On Campus, the President’s Commission on Carbon Neutrality (PCCN) was a model for cross-campus collaboration and generated a report containing lists of many good ideas. At the City, A2Zero demonstrates robust support for carbon neutrality, but also leaves many unanswered questions about how and where the ideas will be implemented. What we need now is planning and implementation that bakes these principles into key plans and bolsters our capacity to act.
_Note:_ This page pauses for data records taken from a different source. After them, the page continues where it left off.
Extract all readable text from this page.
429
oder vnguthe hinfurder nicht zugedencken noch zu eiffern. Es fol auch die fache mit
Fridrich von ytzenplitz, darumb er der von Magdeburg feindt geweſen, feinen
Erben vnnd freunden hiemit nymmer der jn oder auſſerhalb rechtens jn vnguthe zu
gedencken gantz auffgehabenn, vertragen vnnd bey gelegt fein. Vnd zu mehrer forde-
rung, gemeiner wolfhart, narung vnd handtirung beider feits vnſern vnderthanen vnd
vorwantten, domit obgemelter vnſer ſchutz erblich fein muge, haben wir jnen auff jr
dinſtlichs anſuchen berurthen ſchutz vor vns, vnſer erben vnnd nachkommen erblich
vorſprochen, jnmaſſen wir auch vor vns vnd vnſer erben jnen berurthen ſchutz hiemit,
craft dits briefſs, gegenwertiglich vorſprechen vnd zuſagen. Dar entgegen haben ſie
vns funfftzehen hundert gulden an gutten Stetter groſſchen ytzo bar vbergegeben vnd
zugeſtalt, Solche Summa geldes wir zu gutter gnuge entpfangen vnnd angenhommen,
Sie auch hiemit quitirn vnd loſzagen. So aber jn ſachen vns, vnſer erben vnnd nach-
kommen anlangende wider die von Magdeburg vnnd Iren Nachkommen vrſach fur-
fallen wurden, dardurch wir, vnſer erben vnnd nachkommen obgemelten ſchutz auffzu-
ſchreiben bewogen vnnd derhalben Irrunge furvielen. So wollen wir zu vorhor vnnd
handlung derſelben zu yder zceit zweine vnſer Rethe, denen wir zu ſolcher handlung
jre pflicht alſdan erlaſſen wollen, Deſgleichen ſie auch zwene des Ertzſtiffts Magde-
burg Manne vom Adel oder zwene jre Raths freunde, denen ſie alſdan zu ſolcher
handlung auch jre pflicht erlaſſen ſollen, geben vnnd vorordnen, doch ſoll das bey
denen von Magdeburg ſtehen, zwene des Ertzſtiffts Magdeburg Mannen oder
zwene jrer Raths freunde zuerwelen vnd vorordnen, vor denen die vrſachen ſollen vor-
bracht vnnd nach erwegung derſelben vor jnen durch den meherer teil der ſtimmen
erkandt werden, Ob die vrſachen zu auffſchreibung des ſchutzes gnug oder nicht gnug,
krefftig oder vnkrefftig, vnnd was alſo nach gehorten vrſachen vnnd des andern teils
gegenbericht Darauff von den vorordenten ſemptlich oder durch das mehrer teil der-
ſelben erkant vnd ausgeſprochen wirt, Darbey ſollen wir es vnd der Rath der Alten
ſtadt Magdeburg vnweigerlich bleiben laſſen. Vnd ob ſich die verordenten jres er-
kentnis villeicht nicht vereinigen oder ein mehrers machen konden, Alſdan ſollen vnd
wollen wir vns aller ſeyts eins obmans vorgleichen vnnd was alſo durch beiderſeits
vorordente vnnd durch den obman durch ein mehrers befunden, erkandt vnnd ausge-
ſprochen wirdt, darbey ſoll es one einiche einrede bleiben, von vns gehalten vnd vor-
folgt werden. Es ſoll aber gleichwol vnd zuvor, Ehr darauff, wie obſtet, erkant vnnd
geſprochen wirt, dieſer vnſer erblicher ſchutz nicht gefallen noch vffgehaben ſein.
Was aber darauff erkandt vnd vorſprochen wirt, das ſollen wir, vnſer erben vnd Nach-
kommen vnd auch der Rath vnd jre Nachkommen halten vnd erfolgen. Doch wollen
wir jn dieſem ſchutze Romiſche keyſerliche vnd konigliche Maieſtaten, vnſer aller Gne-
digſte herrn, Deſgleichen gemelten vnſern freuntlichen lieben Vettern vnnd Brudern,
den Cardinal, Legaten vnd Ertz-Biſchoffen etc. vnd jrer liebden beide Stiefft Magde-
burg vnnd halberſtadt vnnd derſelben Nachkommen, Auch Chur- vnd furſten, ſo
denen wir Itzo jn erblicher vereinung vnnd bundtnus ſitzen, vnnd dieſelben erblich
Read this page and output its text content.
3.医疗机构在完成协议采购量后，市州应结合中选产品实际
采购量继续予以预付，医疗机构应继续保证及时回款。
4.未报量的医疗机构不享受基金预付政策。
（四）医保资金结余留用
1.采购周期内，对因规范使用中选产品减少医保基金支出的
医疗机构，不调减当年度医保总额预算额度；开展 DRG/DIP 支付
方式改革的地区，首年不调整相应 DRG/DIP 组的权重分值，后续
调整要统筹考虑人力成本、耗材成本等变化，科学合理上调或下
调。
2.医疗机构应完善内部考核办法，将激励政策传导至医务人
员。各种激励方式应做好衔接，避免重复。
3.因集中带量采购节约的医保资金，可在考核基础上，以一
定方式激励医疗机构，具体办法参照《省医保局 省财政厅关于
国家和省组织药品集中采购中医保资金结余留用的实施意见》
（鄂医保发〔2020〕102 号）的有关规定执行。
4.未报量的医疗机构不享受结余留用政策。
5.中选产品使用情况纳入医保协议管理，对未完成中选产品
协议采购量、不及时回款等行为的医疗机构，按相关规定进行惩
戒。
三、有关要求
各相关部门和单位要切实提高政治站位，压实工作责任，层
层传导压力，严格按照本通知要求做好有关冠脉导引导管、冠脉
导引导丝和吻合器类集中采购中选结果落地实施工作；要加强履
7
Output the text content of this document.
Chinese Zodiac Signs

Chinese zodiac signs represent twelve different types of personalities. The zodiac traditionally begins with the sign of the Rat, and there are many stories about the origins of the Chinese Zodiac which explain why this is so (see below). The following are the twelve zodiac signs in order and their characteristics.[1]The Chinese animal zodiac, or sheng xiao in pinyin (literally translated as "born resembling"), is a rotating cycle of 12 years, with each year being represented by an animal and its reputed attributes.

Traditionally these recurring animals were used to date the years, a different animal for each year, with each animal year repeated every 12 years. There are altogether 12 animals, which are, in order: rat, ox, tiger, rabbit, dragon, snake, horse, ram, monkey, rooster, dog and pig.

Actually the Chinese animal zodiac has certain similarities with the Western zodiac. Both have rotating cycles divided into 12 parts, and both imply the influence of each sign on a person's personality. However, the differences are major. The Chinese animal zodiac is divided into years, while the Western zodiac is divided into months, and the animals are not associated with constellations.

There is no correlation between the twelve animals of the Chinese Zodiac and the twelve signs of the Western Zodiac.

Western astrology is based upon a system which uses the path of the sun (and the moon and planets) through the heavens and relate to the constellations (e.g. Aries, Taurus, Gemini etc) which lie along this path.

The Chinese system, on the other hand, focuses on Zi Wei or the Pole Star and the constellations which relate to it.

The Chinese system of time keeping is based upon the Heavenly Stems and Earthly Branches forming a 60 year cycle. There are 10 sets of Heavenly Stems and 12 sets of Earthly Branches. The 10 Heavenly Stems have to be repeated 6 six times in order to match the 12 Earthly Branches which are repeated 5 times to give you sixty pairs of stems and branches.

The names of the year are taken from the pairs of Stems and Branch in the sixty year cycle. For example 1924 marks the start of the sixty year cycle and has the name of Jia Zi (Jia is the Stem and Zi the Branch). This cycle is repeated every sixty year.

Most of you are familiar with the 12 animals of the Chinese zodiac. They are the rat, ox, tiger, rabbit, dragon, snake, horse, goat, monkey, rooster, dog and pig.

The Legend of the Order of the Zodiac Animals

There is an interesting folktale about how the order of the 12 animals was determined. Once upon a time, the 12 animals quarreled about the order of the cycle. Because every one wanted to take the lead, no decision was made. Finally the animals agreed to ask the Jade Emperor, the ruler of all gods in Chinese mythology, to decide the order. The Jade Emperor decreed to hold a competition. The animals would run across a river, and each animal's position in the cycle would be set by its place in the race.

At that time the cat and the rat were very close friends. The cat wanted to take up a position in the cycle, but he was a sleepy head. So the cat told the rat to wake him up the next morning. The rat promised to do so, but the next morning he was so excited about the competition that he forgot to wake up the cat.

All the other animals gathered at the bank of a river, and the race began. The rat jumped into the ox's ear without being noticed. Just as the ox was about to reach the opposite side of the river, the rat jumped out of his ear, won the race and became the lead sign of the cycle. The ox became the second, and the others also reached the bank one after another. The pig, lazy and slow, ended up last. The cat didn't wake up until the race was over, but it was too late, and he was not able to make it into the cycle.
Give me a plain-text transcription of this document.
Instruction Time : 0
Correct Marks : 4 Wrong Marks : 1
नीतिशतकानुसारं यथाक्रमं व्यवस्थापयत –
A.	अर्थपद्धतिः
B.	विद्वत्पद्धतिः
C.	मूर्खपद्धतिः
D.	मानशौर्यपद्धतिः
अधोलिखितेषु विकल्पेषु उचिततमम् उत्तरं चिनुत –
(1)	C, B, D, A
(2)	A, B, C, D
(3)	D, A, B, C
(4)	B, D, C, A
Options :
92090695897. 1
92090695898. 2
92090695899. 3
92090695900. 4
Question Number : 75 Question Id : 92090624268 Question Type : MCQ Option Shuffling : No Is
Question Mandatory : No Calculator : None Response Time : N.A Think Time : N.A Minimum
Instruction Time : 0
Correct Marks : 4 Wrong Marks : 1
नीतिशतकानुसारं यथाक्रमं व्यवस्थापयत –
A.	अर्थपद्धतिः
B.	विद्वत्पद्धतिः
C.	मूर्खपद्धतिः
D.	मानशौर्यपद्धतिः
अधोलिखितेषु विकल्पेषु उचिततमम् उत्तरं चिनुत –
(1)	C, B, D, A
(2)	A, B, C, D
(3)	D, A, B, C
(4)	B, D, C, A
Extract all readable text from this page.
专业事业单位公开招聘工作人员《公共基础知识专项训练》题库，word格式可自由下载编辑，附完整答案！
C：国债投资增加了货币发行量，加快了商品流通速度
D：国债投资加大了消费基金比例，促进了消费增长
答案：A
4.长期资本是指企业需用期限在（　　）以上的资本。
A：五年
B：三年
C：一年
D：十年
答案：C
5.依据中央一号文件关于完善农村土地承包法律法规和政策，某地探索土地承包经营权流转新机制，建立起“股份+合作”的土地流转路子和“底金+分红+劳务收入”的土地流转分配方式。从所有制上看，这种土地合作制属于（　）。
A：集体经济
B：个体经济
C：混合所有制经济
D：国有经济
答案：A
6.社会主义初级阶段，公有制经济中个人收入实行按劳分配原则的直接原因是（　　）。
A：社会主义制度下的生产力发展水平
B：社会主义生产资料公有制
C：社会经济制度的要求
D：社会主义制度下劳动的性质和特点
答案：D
Both the University and City need new Master Plans, and they should be ideally prepared through a joint project, to serve as a concrete vision for implementation. The University Master Plan has not seen a major update since 1998, over 20 years ago. The PCCN described good ideas, like a campus connector and electric car charging, but not specifics about where and when they should be implemented that a plan could address. On the city side, the “Comprehensive Plan” is simply a giant stack of often-contradictory plans and studies. There’s no single map showing priority areas for new growth. Recently, City Council is interested in upzoning transit corridors, but nobody has done a study about where and how density can be best added. Luckily, the planning commission has started work this week to hire a consultant for a new comprehensive plan. It’s not rocket science — the urban planning methods to create growth scenarios are widely used by cities as diverse as Madison, Cleveland, and Salt Lake City.

Why a single plan? University-owned land is spread throughout the city, and our transportation, housing, electricity and other infrastructures are tightly integrated. Key University-owned parcels, such as along Plymouth Road, are opportunities for innovative mixed-use development that would serve both University and City goals. A unified plan would also allow both communities to consider their histories of racial and economic exclusion, from admissions to racial covenants and single-family zoning, and consider how future planning decisions could address injustice and foster greater inclusion. Good planning works at the scope of problems, not merely political boundaries. Writing plans collaboratively can help get all the key stakeholders on the same page and build consensus.

But a good plan is not enough. Although collaborative planning can lay the groundwork for implementation, it requires capacity for follow-through. Here the University can learn from the City, where staff leadership from a dynamic Office of Sustainability & Innovations and the Planning Services Department are a big reason so many exciting sustainability proposals have been approved recently, like work on electrification and solar power, parking reforms, changes to rules for accessory dwelling units and the transit-oriented development zoning district. The University’s planning function, operating with a small staff deeply embedded in Facilities & Operations, lacks the capacity and institutional mandate to lead.

Administrative changes are never a silver bullet, but revising their mission, bolstering staff and considering big shifts like moving the campus planning office to the Graham Sustainability Institute may be good places to start. Perhaps the University could follow the lead of many cities by creating a dedicated innovation office, with the mission of not only implementing plans but also testing exciting new ideas. Our University is home to world-renowned experts on topics like stormwater management, smart mobility, renewable energy, ecological design and many more. Tapping into them to convert our campus into a living laboratory would help us lead by example.

President-Elect Ono has called the university “the greatest public university in the world,” but we also have areas to improve. Envisioning a more sustainable campus that better addresses carbon neutrality, sustainability and housing affordability is chief among them. I, along with many others, stand ready to help. Let’s get to work.

Richard Goodspeed is an Associate Professor of Urban and Regional Planning at the Taubman College of Architecture and Urban Planning.